2.4. Bio-Medical Follow-Up and Effectiveness

Among the patients who received three doses, those who remained negative or with a level lower than 10 BAU/mL without recent COVID-19, received administration of tixagevimab/cilgavimab (TC, Evusheld®, Astra Zeneca France, Courbevoie, France). Patients infected by SARS-CoV-2 received casirivimab-imdevimab (CI, Ronapreve®, Roche France, Nanterre, France).

2.5. Statistical Analysis

This is an observational study. The usual descriptive statistics were used. Categorical variables were expressed as numbers and percentages and continuous variables as medians and interquartiles. Comparisons of continuous variables between the groups were performed using the Student’s t-test. Categorical variables were compared between groups by χ2 or Fisher’s exact test. All statistical tests were performed as 0.05 two-sided. Statistical analysis was performed using R version 4.0.3 (Microsoft, Redmond, WA, USA).

3. Results

3.1. Patient Population

Among a population of 238 patients, 10 were excluded, 5 for an unknown date of COVID-19 and 5 having COVID-19 before the second dose of the vaccine. As shown in Table 1, 216 patients with hematological malignancies and 12 patients with non-malignant hemopathy were followed in this “real-world” analysis. All had negative PCR and no antibodies against SARS-CoV-2 when the first dose of the vaccine was administered. All patients received 2 doses, 146 of them received 3 doses and 14 patients received 4 doses. Among the patients with hematological malignancies, there were 125 patients with lymphoproliferative disorders, including 96 patients with lymphoma (89 with non-Hodgkin’s lymphoma, NHL, and 7 with Hodgkin’s disease, HD). There were 124 males and 104 females, and the median age was 73 (range 58–82). A total of 105 patients (46%) received concomitant therapy for their disease, including rituximab-based therapy (30 patients), daratumumab based-therapy (13 patients) or other therapy. A total of 123 patients (54%) had no therapy during this follow-up period.
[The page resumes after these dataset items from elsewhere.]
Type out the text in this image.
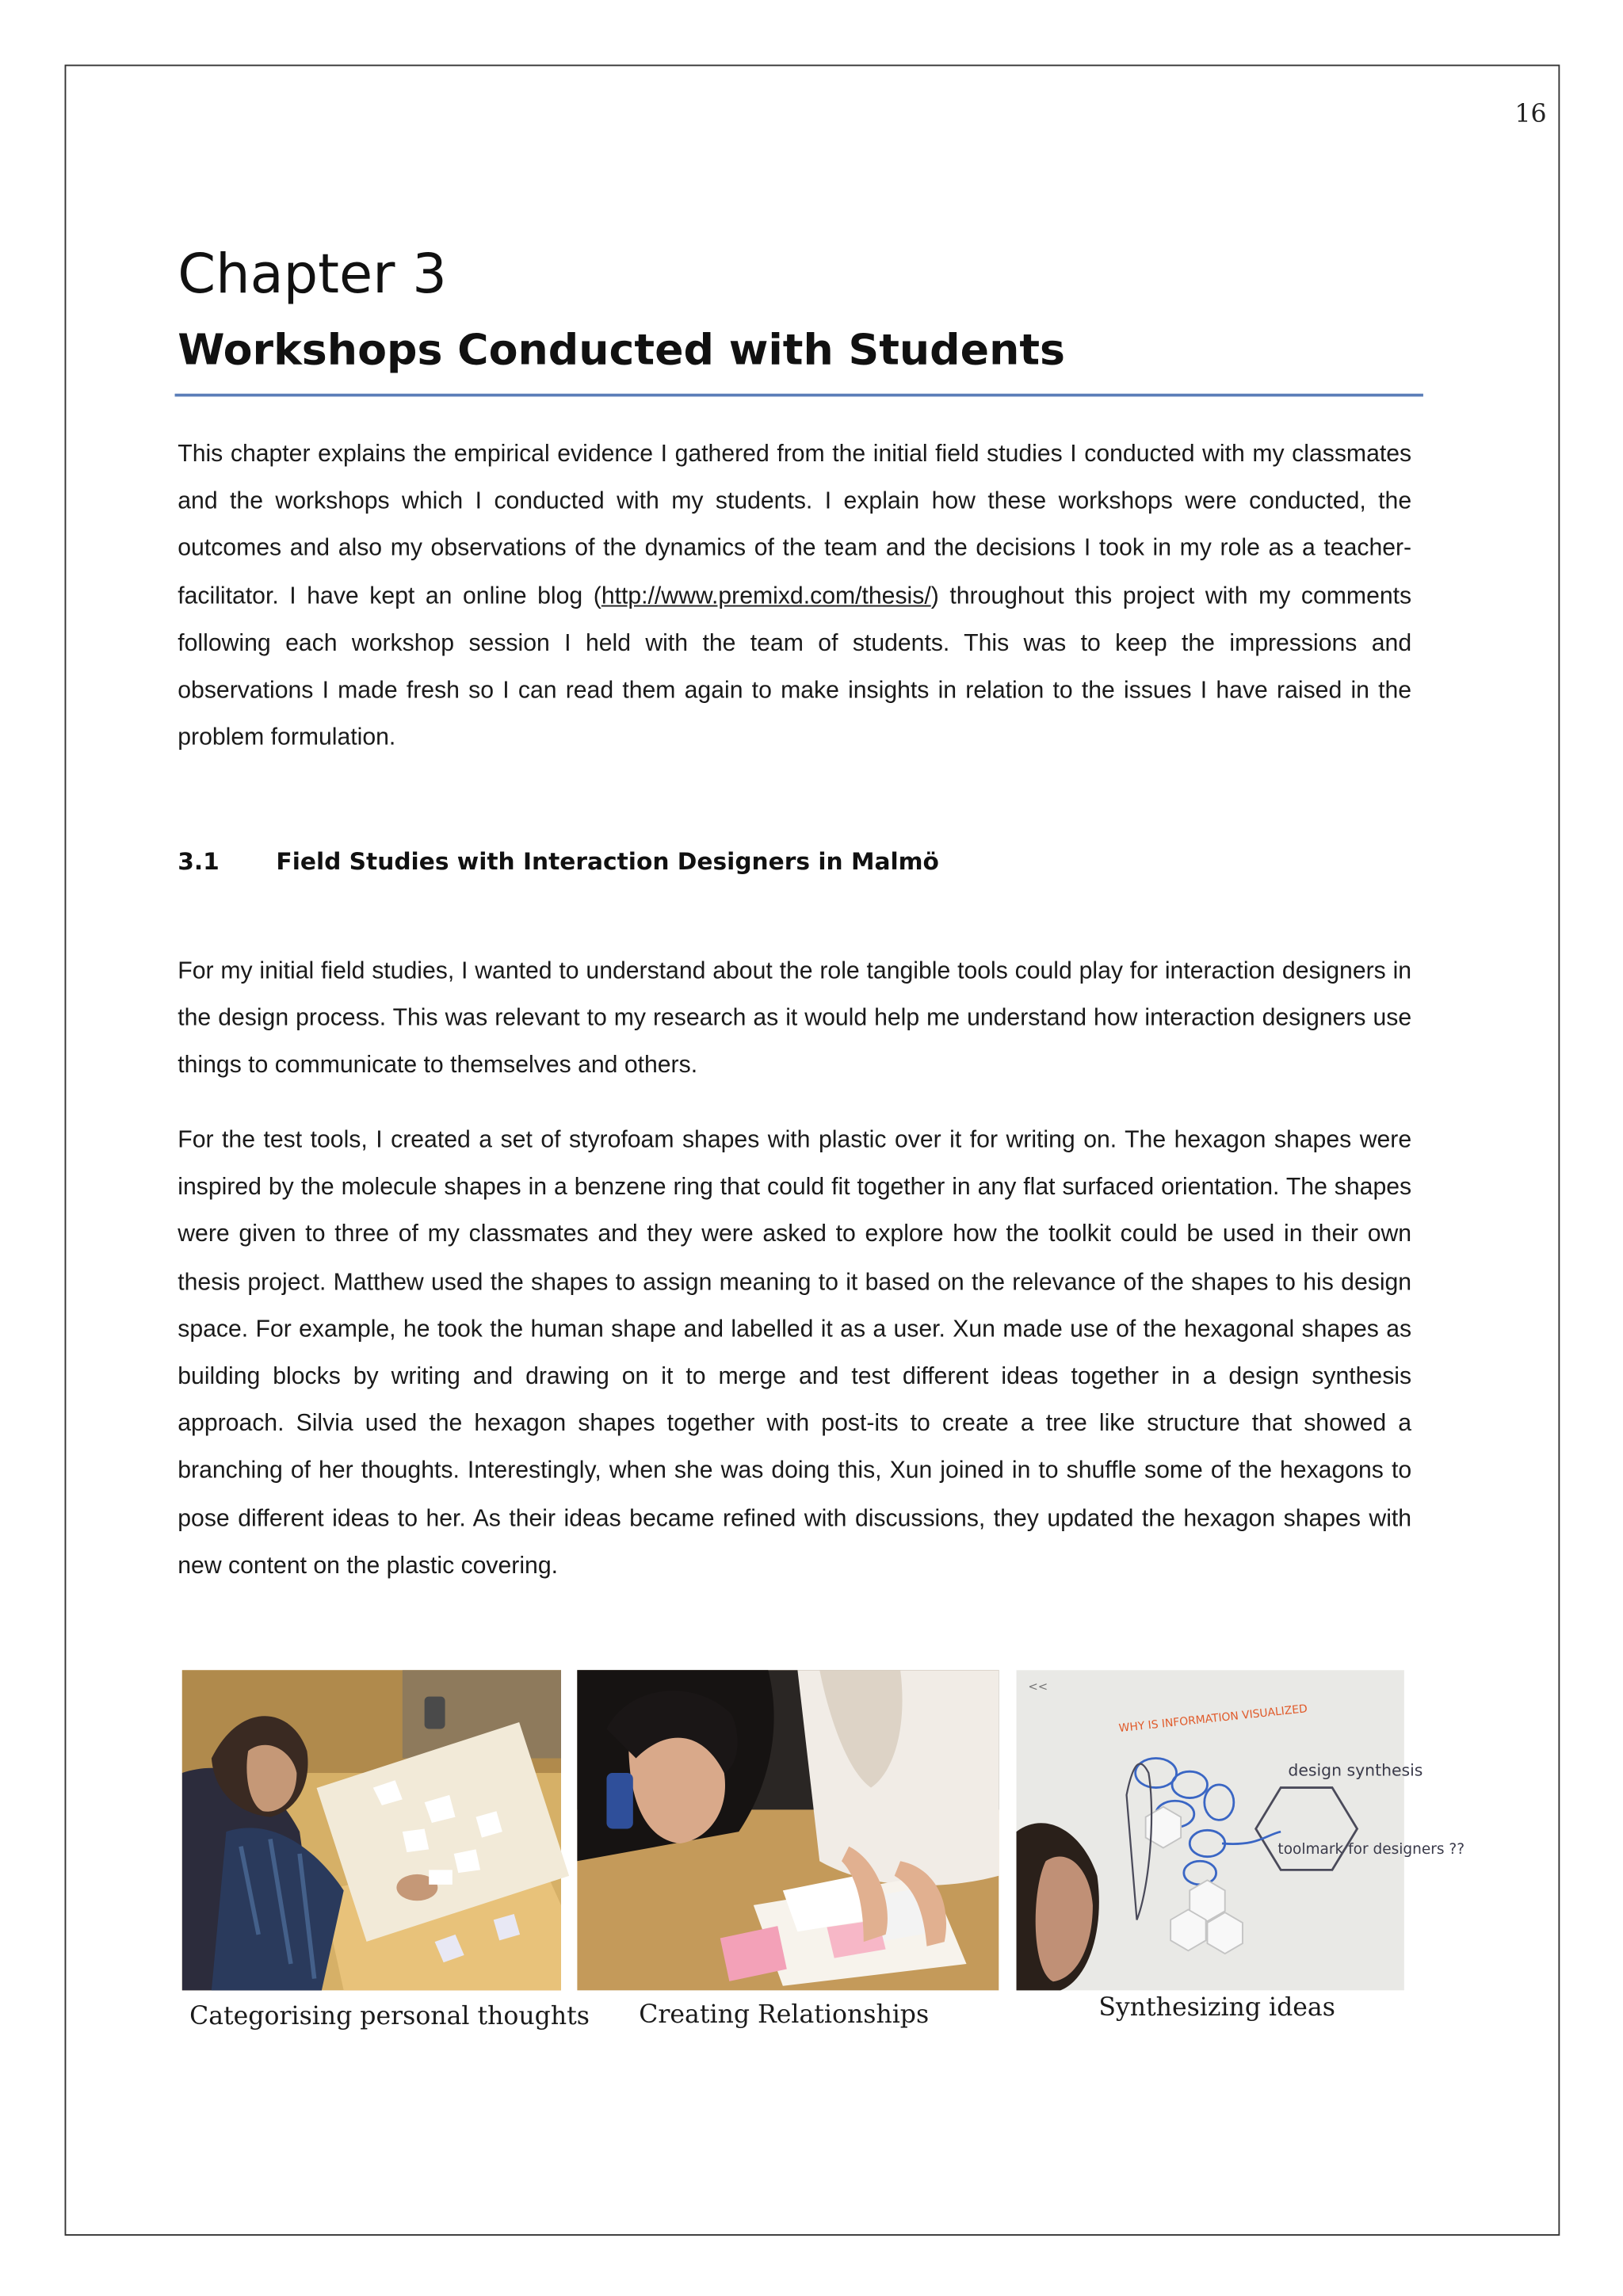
16
Chapter 3
Workshops Conducted with Students
This chapter explains the empirical evidence I gathered from the initial field studies I conducted with my classmates and the workshops which I conducted with my students. I explain how these workshops were conducted, the outcomes and also my observations of the dynamics of the team and the decisions I took in my role as a teacher-facilitator. I have kept an online blog (http://www.premixd.com/thesis/) throughout this project with my comments following each workshop session I held with the team of students. This was to keep the impressions and observations I made fresh so I can read them again to make insights in relation to the issues I have raised in the problem formulation.
3.1	Field Studies with Interaction Designers in Malmö
For my initial field studies, I wanted to understand about the role tangible tools could play for interaction designers in the design process. This was relevant to my research as it would help me understand how interaction designers use things to communicate to themselves and others.
For the test tools, I created a set of styrofoam shapes with plastic over it for writing on. The hexagon shapes were inspired by the molecule shapes in a benzene ring that could fit together in any flat surfaced orientation. The shapes were given to three of my classmates and they were asked to explore how the toolkit could be used in their own thesis project. Matthew used the shapes to assign meaning to it based on the relevance of the shapes to his design space. For example, he took the human shape and labelled it as a user. Xun made use of the hexagonal shapes as building blocks by writing and drawing on it to merge and test different ideas together in a design synthesis approach. Silvia used the hexagon shapes together with post-its to create a tree like structure that showed a branching of her thoughts. Interestingly, when she was doing this, Xun joined in to shuffle some of the hexagons to pose different ideas to her. As their ideas became refined with discussions, they updated the hexagon shapes with new content on the plastic covering.
WHY IS INFORMATION VISUALIZED
design synthesis
toolmark for designers ??
<<
Categorising personal thoughts	Creating Relationships	Synthesizing ideas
3.2. Early Assessment of Tolerance Post-Vaccination Follow-Up by Telemedicine

Local pain at the injection site, generally transient, was mainly reported after the second dose. Only 4 out of 43 patients reported significant adverse events via telemedicine, followed by a medical call. The main adverse events included severe asthenia for 2 or more days, fever (>38 °C) for at least 2 days, headache or generalized pain. These systemic symptoms were more frequently observed after the second dose. No other major adverse effects were reported. The satisfaction index of the monitoring system was good with the impact of reassuring both patients and health staff reached.
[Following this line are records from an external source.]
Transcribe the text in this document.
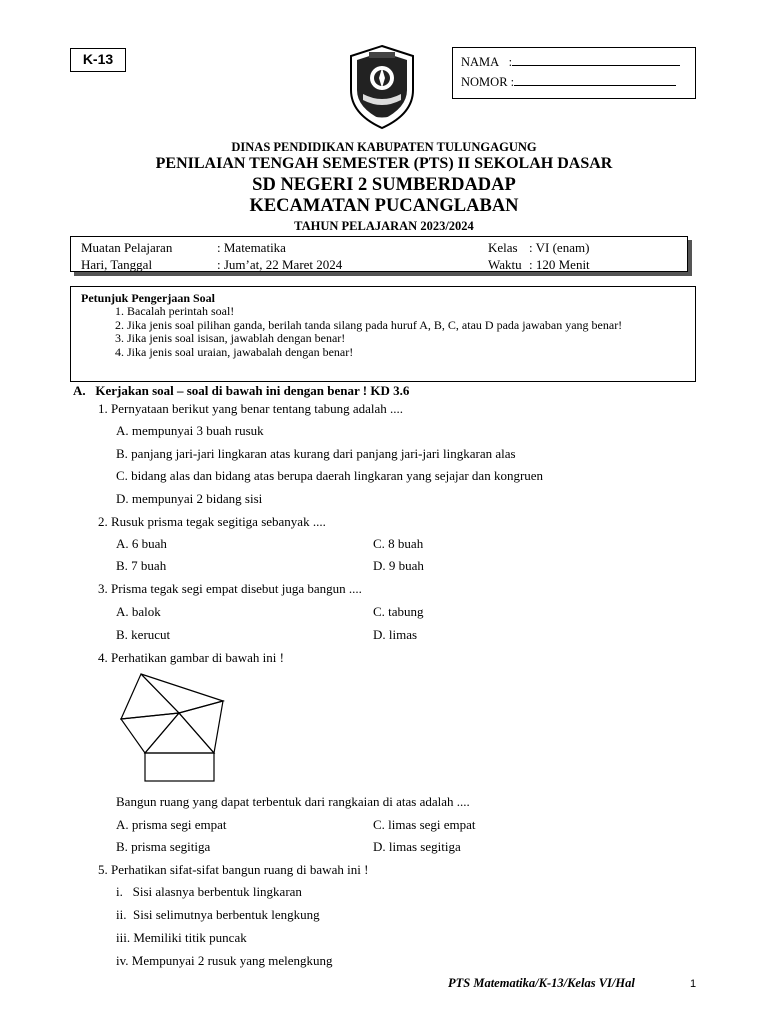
K-13	NAMA   :
NOMOR :
DINAS PENDIDIKAN KABUPATEN TULUNGAGUNG
PENILAIAN TENGAH SEMESTER (PTS) II SEKOLAH DASAR
SD NEGERI 2 SUMBERDADAP
KECAMATAN PUCANGLABAN
TAHUN PELAJARAN 2023/2024
Muatan Pelajaran	: Matematika	Kelas : VI (enam)
Hari, Tanggal	: Jum’at, 22 Maret 2024	Waktu : 120 Menit
Petunjuk Pengerjaan Soal
1. Bacalah perintah soal!
2. Jika jenis soal pilihan ganda, berilah tanda silang pada huruf A, B, C, atau D pada jawaban yang benar!
3. Jika jenis soal isisan, jawablah dengan benar!
4. Jika jenis soal uraian, jawabalah dengan benar!
A. Kerjakan soal – soal di bawah ini dengan benar ! KD 3.6
1. Pernyataan berikut yang benar tentang tabung adalah ....
A. mempunyai 3 buah rusuk
B. panjang jari-jari lingkaran atas kurang dari panjang jari-jari lingkaran alas
C. bidang alas dan bidang atas berupa daerah lingkaran yang sejajar dan kongruen
D. mempunyai 2 bidang sisi
2. Rusuk prisma tegak segitiga sebanyak ....
A. 6 buah	C. 8 buah
B. 7 buah	D. 9 buah
3. Prisma tegak segi empat disebut juga bangun ....
A. balok	C. tabung
B. kerucut	D. limas
4. Perhatikan gambar di bawah ini !
Bangun ruang yang dapat terbentuk dari rangkaian di atas adalah ....
A. prisma segi empat	C. limas segi empat
B. prisma segitiga	D. limas segitiga
5. Perhatikan sifat-sifat bangun ruang di bawah ini !
i.   Sisi alasnya berbentuk lingkaran
ii.  Sisi selimutnya berbentuk lengkung
iii. Memiliki titik puncak
iv. Mempunyai 2 rusuk yang melengkung
PTS Matematika/K-13/Kelas VI/Hal	1
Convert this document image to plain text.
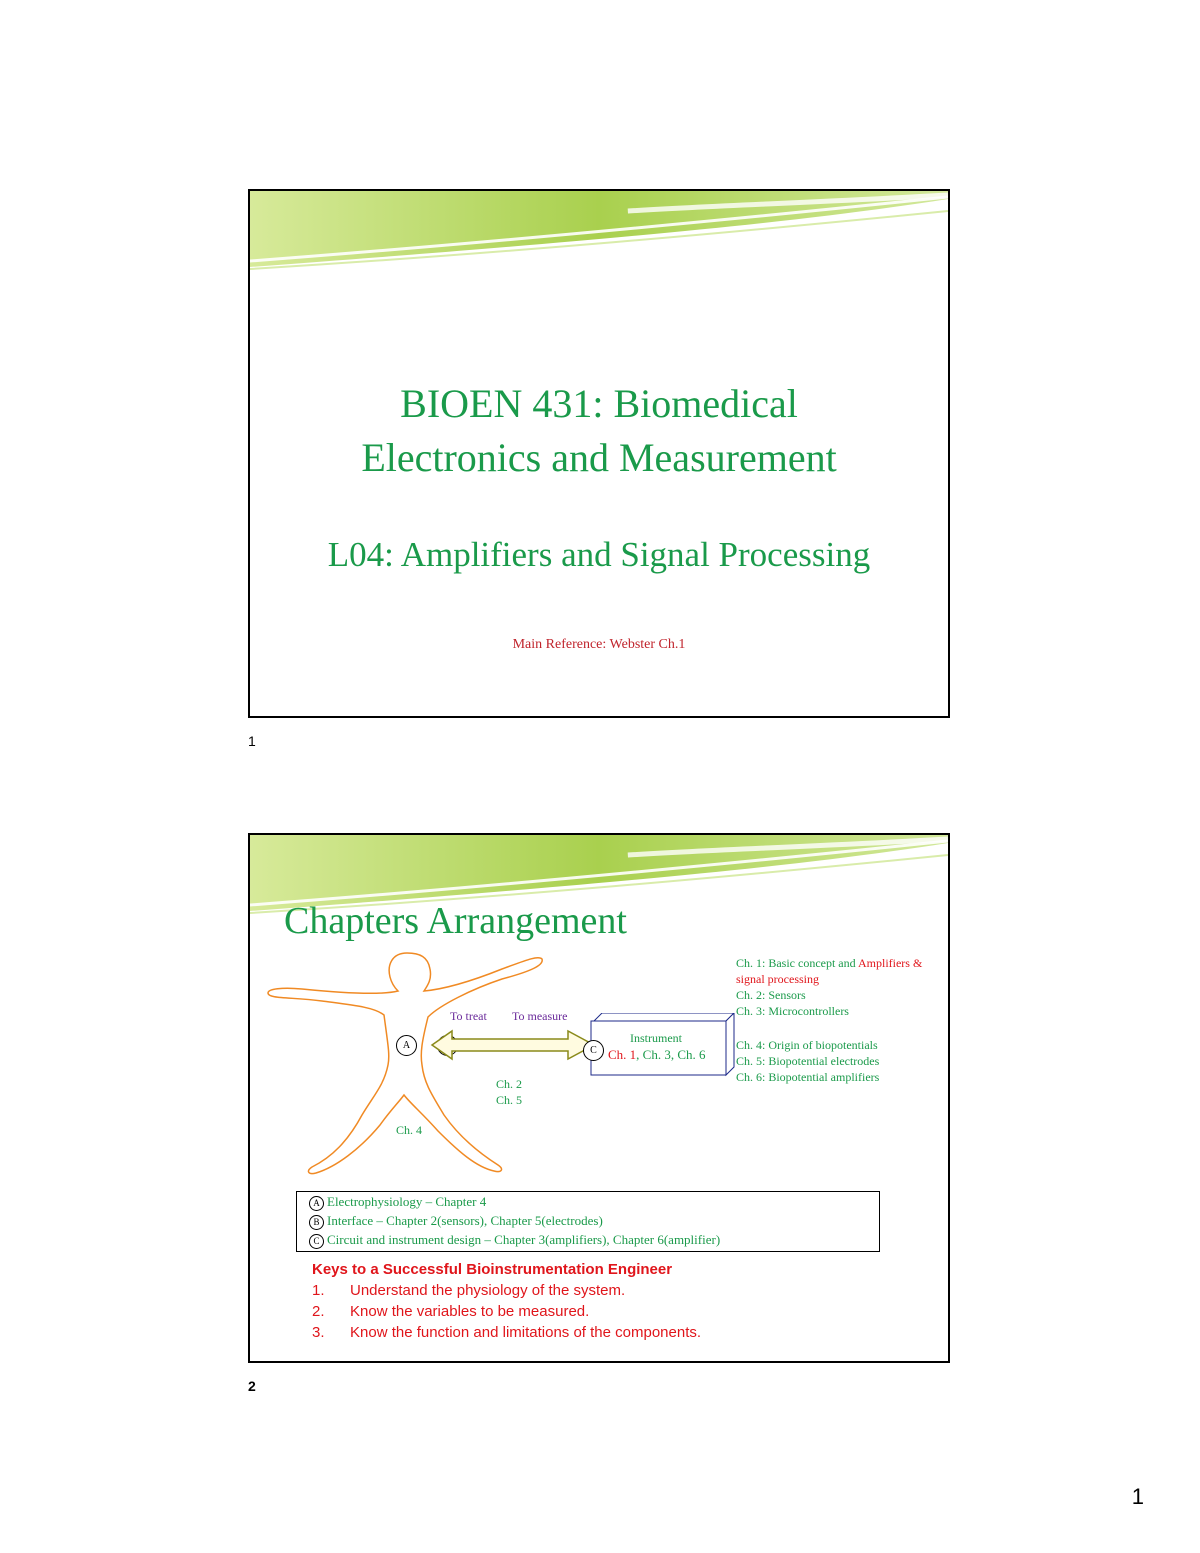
BIOEN 431: Biomedical
Electronics and Measurement
L04: Amplifiers and Signal Processing
Main Reference: Webster Ch.1
1
Chapters Arrangement
A
To treat To measure
C
Instrument
Ch. 1, Ch. 3, Ch. 6
Ch. 2
Ch. 5
Ch. 4
Ch. 1: Basic concept and Amplifiers &
signal processing
Ch. 2: Sensors
Ch. 3: Microcontrollers
Ch. 4: Origin of biopotentials
Ch. 5: Biopotential electrodes
Ch. 6: Biopotential amplifiers
A Electrophysiology – Chapter 4
B Interface – Chapter 2(sensors), Chapter 5(electrodes)
C Circuit and instrument design – Chapter 3(amplifiers), Chapter 6(amplifier)
Keys to a Successful Bioinstrumentation Engineer
1. Understand the physiology of the system.
2. Know the variables to be measured.
3. Know the function and limitations of the components.
2
1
3.3. Comparison between the Tests for Measuring SARS-CoV-2 Spike Antibodies

As shown in Table 2, the comparison of results between the Elecsys Quant® Assay and the Quant® Assay was significantly concordant, on 182 samples, with only 15 discordant interpretations of the results, including 12 patients negative with Elecsys Quant® Assay and positive with Quant® Assay, and 3 discordant in the opposite way (p < 0.001). As shown in Table 3, the comparison of the results obtained with the RST showed good agreement with the standard tests overall. Thus, 11 and 8 of the 52 RST negative patients were positive with Quant® Assay and Elecsys Quant® Assay, respectively. Moreover, there was a correct gradation of the results according to the different categories of neutralizing titers, making it possible to consider this RST as a good screening test.
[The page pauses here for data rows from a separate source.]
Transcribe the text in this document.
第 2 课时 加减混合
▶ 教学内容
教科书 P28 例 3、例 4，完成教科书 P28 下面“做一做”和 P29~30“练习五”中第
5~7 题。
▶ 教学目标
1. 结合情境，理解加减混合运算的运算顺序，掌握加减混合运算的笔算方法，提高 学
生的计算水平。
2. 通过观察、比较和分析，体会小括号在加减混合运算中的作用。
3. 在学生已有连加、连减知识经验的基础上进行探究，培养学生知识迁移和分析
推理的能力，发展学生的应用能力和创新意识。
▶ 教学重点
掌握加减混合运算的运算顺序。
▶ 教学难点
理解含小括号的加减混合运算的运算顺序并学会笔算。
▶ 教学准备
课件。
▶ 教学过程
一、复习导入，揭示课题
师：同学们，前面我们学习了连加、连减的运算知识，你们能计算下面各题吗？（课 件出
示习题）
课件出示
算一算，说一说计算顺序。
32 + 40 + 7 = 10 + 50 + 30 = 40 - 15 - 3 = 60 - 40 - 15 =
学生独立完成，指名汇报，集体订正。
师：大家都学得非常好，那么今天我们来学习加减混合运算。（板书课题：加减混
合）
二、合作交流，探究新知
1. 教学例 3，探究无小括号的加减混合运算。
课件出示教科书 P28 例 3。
3.4. Seroconversion Levels

As shown in Table 1, after the second dose of the vaccine, 64% of the 228 patients were seroconverted with a median level of antibody at 59 BAU/mL (range 0–1889), including 62% of the 216 patients with hematological malignancies (median 55 BAU/mL, range 0–896). A total of 79 patients had serological analysis both after the first and second dose of the vaccine. As seen in Figure 1, the median levels of anti-spike Ab were amplified after the second dose, with better amplification for lymphoma patients. Of these 79 patients, 58 were not seroconverted after the first dose, with only 24/58 seroconverted only after the second dose with a median anti-S antibody at 16 BAU/ML (range 1–270) compared to a median antibody at 1679 BAU/mL (range 549–5516) after the second dose for the 23 patients who seroconverted after the first dose.

3.5. Factors Influencing the Seroconversion

As shown in Table 1, the median age was similar across all disease types, and seroconversion after two doses was not disease dependent. Different factors influenced the occurrence of seroconversion and its level. The median rates of anti-spike Ab were at 162 BAU/mL in untreated patients and 9 BAU/mL in treated patients (p < 0.001). This difference was particularly observed in the 30 patients receiving rituximab. After 2 doses, only 11 of them (38%) were seroconverted with a median level of the anti-spike Ab at 0.4 BAU/mL (range 0.1–20), significantly lower than observed in patients receiving daratumumab (n = 13) with a median level at 8 BAU/mL (range 1–41). The lymphocyte count at the time of vaccination also impacted seroconversion after the second dose, with a median of 113 BAU/mL for the group of patients with 1.5 to 4.0 Giga/L, 69 BAU/mL for those with 0.8 to 1.5 Giga/L and 2.8 BAU/mL for patients having less than 0.8 Giga/L. This effect was, however, related to treatment, with 63% of patients of the patients treated in the groups of patients having a lymphocyte count lower than 1.5 Giga/L vs. 38% in the group of patients with a normal lymphocyte count.
The CMV status based on the presence of anti-CMV IgG antibodies was analyzed at the same time as the dosage of anti-spike Ab after the second dose in 85 patients, including 61 with a positive CMV status. The median level of anti-spike Ab was not different between the negative and positive patients, respectively, 4.6 BAU/mL (range 0–39,634) and 5.7 BAU/mL (range 0–1066). Gammaglobulin levels (<5 g/L) were also associated with a significantly lower antibody anti-spike level, respectively, 85 BAU/mL in lower gammaglobulin levels (<5 g/L) vs. 1801 BAU/mL in patients having higher levels (>5 g/L) (p = 0.019) after two doses. A total of 118 patients had immunoglobulins (Ig) levels assayed, showing a good correlation between IgG and gammaglobulin levels.
All the patients who had no seroconversion after the second dose had a third dose. A total of 42% of them were not seroconverted after a third dose. For all patients having a third dose, the median level of the anti-spike Ab was 49 BAU/mL (range 1–544).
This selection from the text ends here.